İtina İle Kötülük Yapılır!
18 Şubat, 2025Bazılarımız "İtina" kelimesinin anlamını hatırlayacaktır. Bazılarımız ise "nedir bu yahu!" demeden, bir hatırlatma yapmak isterim. İtina kelimesi, Türkçede “özen, dikkat, hassasiyet” gibi anlamlara gelir. Bir işin ya da bir görevin büyük bir dikkat ve özenle yerine getirilmesi gerektiğini ifade eder. “İtina ile yapılır” ifadesi de, yapılan işin ya da verilen hizmetin titizlikle yerine getirileceğini vurgulamak için kullanılır. Bu ifadeyi, işin kaliteli bir şekilde yapılacağına dair güvence vermek amacıyla tercih ederiz. Bu cümleler aynı zamanda, verilen hizmetin ya da ürünün yüksek standartlarda olduğunun altını çizer.

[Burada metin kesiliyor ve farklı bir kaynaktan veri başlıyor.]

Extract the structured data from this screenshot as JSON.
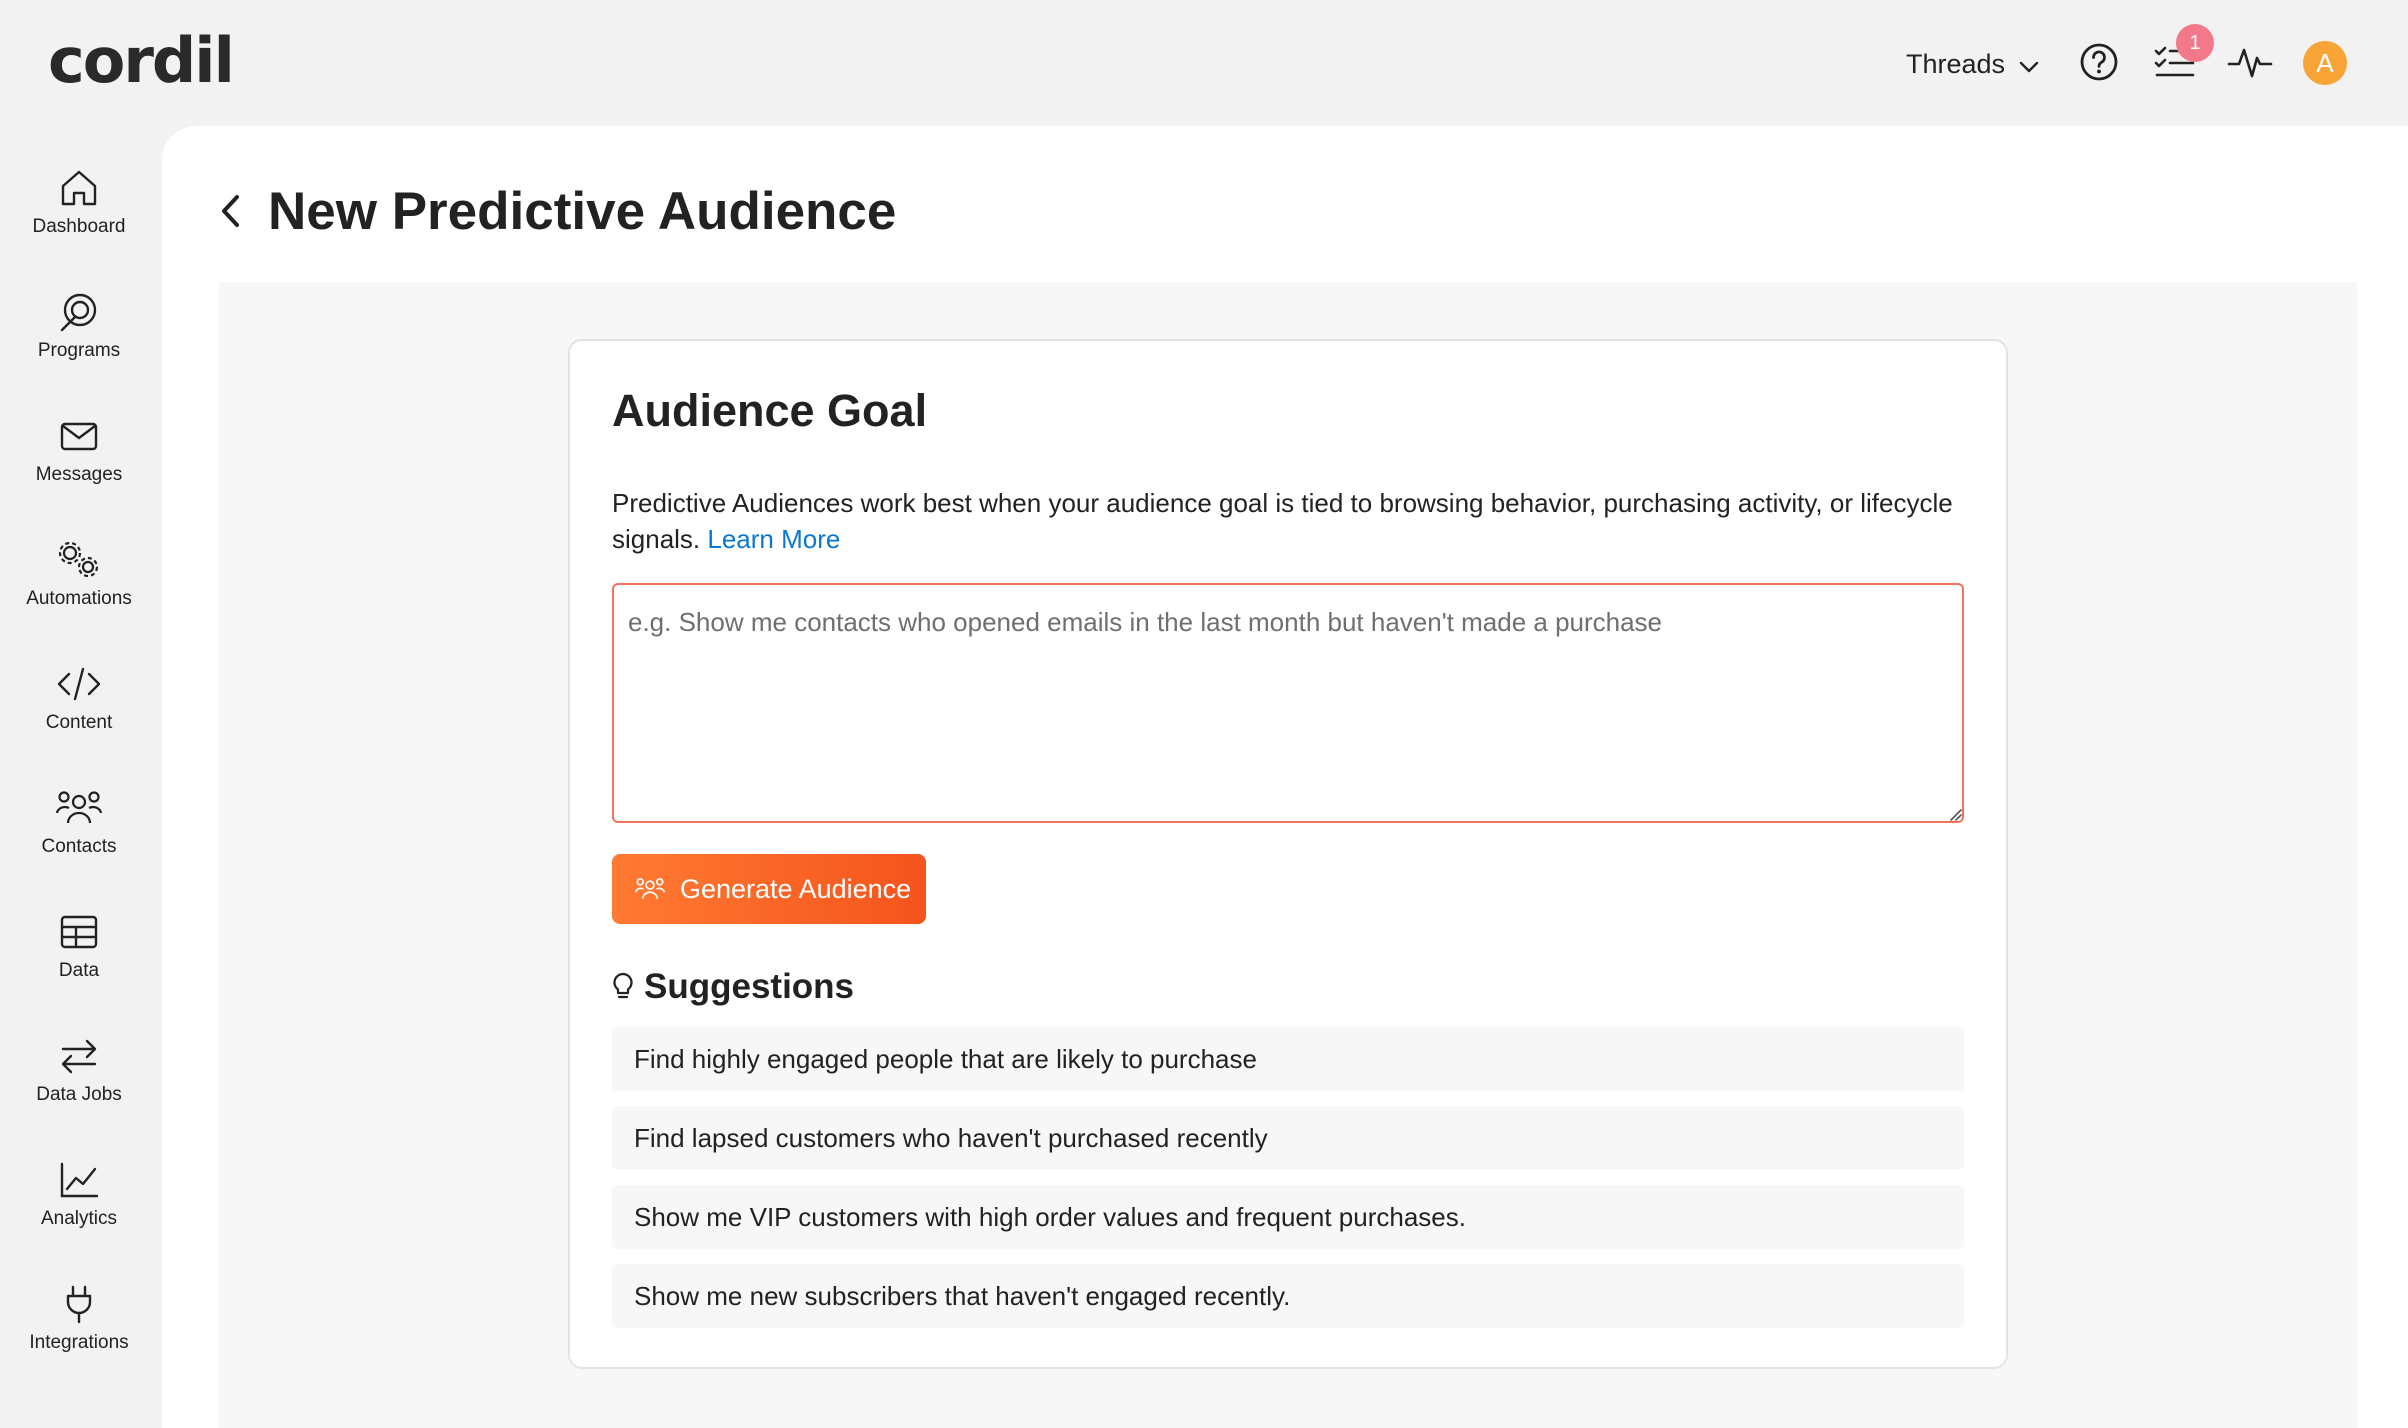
{
  "app": {
    "logo_text": "cordi",
    "logo_tail": "l"
  },
  "header": {
    "threads_label": "Threads",
    "tasks_badge": "1",
    "avatar_initial": "A"
  },
  "sidebar": {
    "items": [
      {
        "label": "Dashboard",
        "icon": "home-icon"
      },
      {
        "label": "Programs",
        "icon": "programs-icon"
      },
      {
        "label": "Messages",
        "icon": "envelope-icon"
      },
      {
        "label": "Automations",
        "icon": "gears-icon"
      },
      {
        "label": "Content",
        "icon": "code-icon"
      },
      {
        "label": "Contacts",
        "icon": "people-icon"
      },
      {
        "label": "Data",
        "icon": "table-icon"
      },
      {
        "label": "Data Jobs",
        "icon": "arrows-exchange-icon"
      },
      {
        "label": "Analytics",
        "icon": "line-chart-icon"
      },
      {
        "label": "Integrations",
        "icon": "plug-icon"
      }
    ]
  },
  "page": {
    "title": "New Predictive Audience"
  },
  "card": {
    "title": "Audience Goal",
    "description": "Predictive Audiences work best when your audience goal is tied to browsing behavior, purchasing activity, or lifecycle signals.",
    "learn_more": "Learn More",
    "input_placeholder": "e.g. Show me contacts who opened emails in the last month but haven't made a purchase",
    "input_value": "",
    "generate_label": "Generate Audience",
    "suggestions_title": "Suggestions",
    "suggestions": [
      "Find highly engaged people that are likely to purchase",
      "Find lapsed customers who haven't purchased recently",
      "Show me VIP customers with high order values and frequent purchases.",
      "Show me new subscribers that haven't engaged recently."
    ]
  },
  "colors": {
    "accent": "#f5541c",
    "accent_light": "#ff7a33",
    "link": "#0a78d1",
    "badge": "#f2788a",
    "avatar": "#f9a436",
    "input_border": "#f0735a"
  }
}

“İtina ile yapılır” ifadesini duyunca aklıma çocukluğumdan itibaren büyüklerimin bir işi yapmaya başlamadan önce itina ve özen göstererek yapmamı söylediği anlar gelir… Güven, titizlik ve kalitenin ön planda olduğu, büyüklerimin hassasiyetle, işin özgünlüğünü yitirmeden üretimlerin yapıldığı, tıpkı bir atölye gibi çalışan ev ortamında büyüdüm. Atölye içinde bana da görevler verilirdi. Öğrendiklerimi anında uygulamak motor becerilerimin erken yaşta gelişmesini sağladı.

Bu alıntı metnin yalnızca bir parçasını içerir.